The following command line will train FCOS_imprv_R_50_FPN_1x on 8 GPUs with Synchronous Stochastic Gradient Descent (SGD):

    python -m torch.distributed.launch \
        --nproc_per_node=8 \
        --master_port=$((RANDOM + 10000)) \
        tools/train_net.py \
        --config-file configs/fcos/fcos_imprv_R_50_FPN_1x.yaml \
        DATALOADER.NUM_WORKERS 2 \
        OUTPUT_DIR training_dir/fcos_imprv_R_50_FPN_1x
        
Note that:
1) If you want to use fewer GPUs, please change `--nproc_per_node` to the number of GPUs. No other settings need to be changed. The total batch size does not depends on `nproc_per_node`. If you want to change the total batch size, please change `SOLVER.IMS_PER_BATCH` in [configs/fcos/fcos_R_50_FPN_1x.yaml](configs/fcos/fcos_R_50_FPN_1x.yaml).
2) The models will be saved into `OUTPUT_DIR`.
3) If you want to train FCOS with other backbones, please change `--config-file`.
4) If you want to train FCOS on your own dataset, please follow this instruction [#54](https://github.com/tianzhi0549/FCOS/issues/54#issuecomment-497558687).
5) Now, training with 8 GPUs and 4 GPUs can have the same performance.

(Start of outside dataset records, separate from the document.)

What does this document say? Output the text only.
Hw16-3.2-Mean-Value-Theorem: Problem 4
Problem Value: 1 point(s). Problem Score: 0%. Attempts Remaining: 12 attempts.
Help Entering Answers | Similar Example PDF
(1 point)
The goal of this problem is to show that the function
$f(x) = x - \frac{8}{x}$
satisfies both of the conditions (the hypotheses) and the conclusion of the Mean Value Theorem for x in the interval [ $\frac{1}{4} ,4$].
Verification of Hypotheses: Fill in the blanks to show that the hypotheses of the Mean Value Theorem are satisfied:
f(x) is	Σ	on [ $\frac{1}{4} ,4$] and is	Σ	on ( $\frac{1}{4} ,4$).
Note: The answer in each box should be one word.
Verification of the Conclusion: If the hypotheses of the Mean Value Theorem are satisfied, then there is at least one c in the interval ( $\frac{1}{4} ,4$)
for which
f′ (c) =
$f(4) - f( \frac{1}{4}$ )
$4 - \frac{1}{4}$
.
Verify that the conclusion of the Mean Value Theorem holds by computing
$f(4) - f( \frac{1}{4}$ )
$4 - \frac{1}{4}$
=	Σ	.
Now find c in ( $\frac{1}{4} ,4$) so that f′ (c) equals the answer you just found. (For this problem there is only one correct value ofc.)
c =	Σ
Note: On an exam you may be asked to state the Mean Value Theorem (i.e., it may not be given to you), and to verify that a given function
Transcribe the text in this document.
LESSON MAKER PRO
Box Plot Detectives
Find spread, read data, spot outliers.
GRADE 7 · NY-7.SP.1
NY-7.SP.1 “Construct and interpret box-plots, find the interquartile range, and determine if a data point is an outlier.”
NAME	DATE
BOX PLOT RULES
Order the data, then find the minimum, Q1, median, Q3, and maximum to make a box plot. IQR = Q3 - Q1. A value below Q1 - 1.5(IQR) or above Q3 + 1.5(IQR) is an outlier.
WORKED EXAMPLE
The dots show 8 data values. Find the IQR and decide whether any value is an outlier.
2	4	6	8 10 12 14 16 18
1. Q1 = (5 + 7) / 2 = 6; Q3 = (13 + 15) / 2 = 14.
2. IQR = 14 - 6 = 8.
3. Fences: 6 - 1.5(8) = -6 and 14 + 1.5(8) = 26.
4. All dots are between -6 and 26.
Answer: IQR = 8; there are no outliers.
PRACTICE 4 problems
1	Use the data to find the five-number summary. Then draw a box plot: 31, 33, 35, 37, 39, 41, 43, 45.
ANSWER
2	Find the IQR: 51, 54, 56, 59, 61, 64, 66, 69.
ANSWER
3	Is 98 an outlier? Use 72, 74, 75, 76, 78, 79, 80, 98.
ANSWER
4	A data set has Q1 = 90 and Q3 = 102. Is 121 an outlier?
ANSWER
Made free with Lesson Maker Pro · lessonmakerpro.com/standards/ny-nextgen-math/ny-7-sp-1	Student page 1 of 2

Previous performance gap was because we did not synchronize `num_pos` between GPUs when computing loss. 

## Contributing to the project
Any pull requests or issues are welcome.

## Citations
Please consider citing our paper in your publications if the project helps your research. BibTeX reference is as follows.
```
@inproceedings{tian2019fcos,
  title   =  {{FCOS}: Fully Convolutional One-Stage Object Detection},
  author  =  {Tian, Zhi and Shen, Chunhua and Chen, Hao and He, Tong},
  booktitle =  {Proc. Int. Conf. Computer Vision (ICCV)},
  year    =  {2019}
}
```

# Acknowledgments
We would like to thank [@yqyao](https://github.com/yqyao) for the tricks of center sampling and GIoU.  We also thank [@bearcatt](https://github.com/bearcatt) for his suggestion of positioning the center-ness branch with box regression (refer to [#89](https://github.com/tianzhi0549/FCOS/issues/89#issuecomment-516877042)).    

## License

For academic use, this project is licensed under the 2-clause BSD License - see the LICENSE file for details. For commercial use, please contact the authors.